La pareja, esa experiencia en la que nos embarcamos algunos y algunas con la expectativa de que se pueda andar junto con la otra persona y crear un camino común. Desde que nacemos estamos en contacto con la experiencia de la pareja y, a medida que evolucionamos, emprendemos una búsqueda de esa imagen de persona «ideal», que a base de modelos y de valores culturales construimos a lo largo de los años.
La realidad o la ficción de ese ideal son, tarde o temprano, contrastadas en la vida cotidiana mediante la convivencia con esa otra persona que, a su vez, ha construido sus propias imágenes, ideales y valores. Por esto, no resulta nada fácil hacer coincidir historias, ritmos, intereses y necesidades, y mucho menos si nos ponemos en la sintonía de la «media naranja», en la que se supone que dos mitades humanas y vivientes, es decir, en constante movimiento, deben casar a la perfección.

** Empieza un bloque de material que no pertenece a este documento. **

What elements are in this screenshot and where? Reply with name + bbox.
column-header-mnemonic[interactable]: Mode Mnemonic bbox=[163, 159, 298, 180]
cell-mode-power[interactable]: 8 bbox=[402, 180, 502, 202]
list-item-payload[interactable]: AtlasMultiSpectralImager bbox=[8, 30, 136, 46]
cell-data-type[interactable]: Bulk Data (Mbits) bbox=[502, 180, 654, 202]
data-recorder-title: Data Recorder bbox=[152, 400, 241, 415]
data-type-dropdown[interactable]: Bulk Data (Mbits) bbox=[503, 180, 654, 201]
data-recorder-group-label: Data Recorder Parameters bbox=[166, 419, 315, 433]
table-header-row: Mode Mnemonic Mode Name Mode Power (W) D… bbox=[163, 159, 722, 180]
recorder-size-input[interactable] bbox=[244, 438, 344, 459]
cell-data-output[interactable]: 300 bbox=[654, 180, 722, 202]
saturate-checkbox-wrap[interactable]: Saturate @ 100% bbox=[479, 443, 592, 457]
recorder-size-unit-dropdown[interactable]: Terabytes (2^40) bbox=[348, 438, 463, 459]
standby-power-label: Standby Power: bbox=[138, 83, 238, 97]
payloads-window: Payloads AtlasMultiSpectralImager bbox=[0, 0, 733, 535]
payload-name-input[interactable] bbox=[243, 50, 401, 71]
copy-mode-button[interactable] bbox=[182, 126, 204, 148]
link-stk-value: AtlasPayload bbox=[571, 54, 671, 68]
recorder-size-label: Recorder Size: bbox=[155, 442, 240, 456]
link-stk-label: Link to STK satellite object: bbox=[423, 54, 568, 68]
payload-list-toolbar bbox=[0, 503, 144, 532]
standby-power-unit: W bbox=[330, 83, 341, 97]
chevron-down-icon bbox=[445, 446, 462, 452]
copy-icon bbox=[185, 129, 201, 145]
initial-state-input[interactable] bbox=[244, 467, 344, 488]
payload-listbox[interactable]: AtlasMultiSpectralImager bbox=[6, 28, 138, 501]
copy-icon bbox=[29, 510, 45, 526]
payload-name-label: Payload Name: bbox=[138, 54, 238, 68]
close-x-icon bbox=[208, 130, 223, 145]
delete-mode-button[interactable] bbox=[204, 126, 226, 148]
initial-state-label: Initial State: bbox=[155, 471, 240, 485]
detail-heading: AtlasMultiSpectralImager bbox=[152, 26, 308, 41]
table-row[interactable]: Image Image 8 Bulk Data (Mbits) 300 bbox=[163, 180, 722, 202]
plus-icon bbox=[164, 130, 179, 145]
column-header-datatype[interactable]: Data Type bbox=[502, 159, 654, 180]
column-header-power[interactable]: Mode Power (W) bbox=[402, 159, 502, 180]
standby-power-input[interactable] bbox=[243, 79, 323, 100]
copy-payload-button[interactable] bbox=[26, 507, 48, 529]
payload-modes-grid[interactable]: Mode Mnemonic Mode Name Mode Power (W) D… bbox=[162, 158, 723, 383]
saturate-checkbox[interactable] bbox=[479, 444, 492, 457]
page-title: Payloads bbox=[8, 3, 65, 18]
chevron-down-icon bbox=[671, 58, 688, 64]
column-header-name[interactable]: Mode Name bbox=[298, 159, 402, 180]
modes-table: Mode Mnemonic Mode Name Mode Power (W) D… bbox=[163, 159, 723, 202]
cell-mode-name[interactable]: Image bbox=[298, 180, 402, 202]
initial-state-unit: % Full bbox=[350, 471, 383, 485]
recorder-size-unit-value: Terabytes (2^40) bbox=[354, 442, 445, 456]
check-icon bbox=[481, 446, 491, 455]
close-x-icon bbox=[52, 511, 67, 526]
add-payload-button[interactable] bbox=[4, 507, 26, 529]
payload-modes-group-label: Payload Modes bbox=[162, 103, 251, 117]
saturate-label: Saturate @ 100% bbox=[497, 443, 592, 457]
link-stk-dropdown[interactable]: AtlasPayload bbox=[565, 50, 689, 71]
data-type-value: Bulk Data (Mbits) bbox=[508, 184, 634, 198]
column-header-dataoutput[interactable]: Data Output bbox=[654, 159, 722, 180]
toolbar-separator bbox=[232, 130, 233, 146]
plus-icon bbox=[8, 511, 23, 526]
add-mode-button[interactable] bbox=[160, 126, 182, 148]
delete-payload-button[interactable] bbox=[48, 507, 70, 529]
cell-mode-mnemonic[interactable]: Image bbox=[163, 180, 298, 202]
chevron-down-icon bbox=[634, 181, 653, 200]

Afortunadamente, el tiempo de la media naranja ya parece haber pasado de moda como modelo de pareja y las últimas tendencias hablan más de dos naranjas enteras que van juntas. No sé, sinceramente, cual es el empeño en seguir con esta forzada asociación naranja-persona, aunque parece haber algún avance en la consciencia, o más bien en la experiencia. De todas maneras, no nos engañemos, falta mucho por aprender en la capacidad de desarrollar relaciones de pareja saludables, maduras y creativas.
Uno de los tópicos más sonados sobre la pareja, y que se refleja en los deseos con los que se endulza el oído a quienes deciden emprender la vida juntos es el consabido «que sean felices para siempre y que tengan una vida de paz y tranquilidad». Este deseo suele resultar más una pesada carga que un regalo, pues muy pronto uno se da cuenta de que la felicidad es algo que sucede a trocitos durante toda una vida, con pareja y sin pareja, y que la paz y la tranquilidad sólo son posibles cuando se es capaz de afrontar los conflictos que, afortunadamente, aparecen cada vez que algo -o alguien- tiene que modificarse para avanzar en el proceso de una vida en común.
A veces los conflictos se resuelven por sí mismos. Pero muchas otras su naturaleza, el carácter de cada uno o las propias circunstancias del sistema llamado «pareja» hacen que sea difícil descubrir y resolver los entresijos de la relación afectiva, en la que se mezclan sensaciones, emociones e historias de vida pasadas y presentes, conscientes e inconscientes.
Y es aquí donde la Terapia de Pareja tiene un importante papel. Solamente con el acto de liberar los conflictos sacándolos del estrecho marco de los dos, ya se moviliza la dinámica. A partir de ahí, el o la terapeuta actúa como mediador/a y acompañante de un proceso que puede resultar verdaderamente enriquecedor, tanto a nivel individual como de la pareja en sí
Como en otros tipos de Psicoterapia, la de pareja no se realiza de una única manera. Existen tantos modelos terapéuticos como parejas que los solicitan. Por esto, lo que explico aquí se refiere a la forma de trabajo que yo utilizo con base en mi formación como Psicoterapeuta Caracteroanalítica.
Según Xavier Serrano, además del análisis estructural y caracterial, son cuatro los criterios de que hay que tomar en cuenta a la hora de diagnosticar una problemática de pareja: la sexualidad, la gestión de la cotidianidad, el control de los impulsos y la comunicación. Según mi experiencia, estos criterios facilitan enormemente el proceso, ya que permiten un orden dentro del caos que suele acompañar al conflicto.
Un conflicto de pareja puede acabar siendo una afortunada oportunidad para enriquecerse personalmente y una Terapia de Pareja es, con frecuencia, una herramienta muy útil para desactivar los aspectos que producen o mantienen el desencuentro.
No es conveniente esperar a que la relación esté demasiado herida o desgastada para acudir a terapia, como tampoco es necesario ir al psicólogo cada vez que nos peleamos con la pareja. Pero tener el referente, la ayuda a mano, siempre puede evitar sufrimientos que podrían prevenirse con un poco de atención.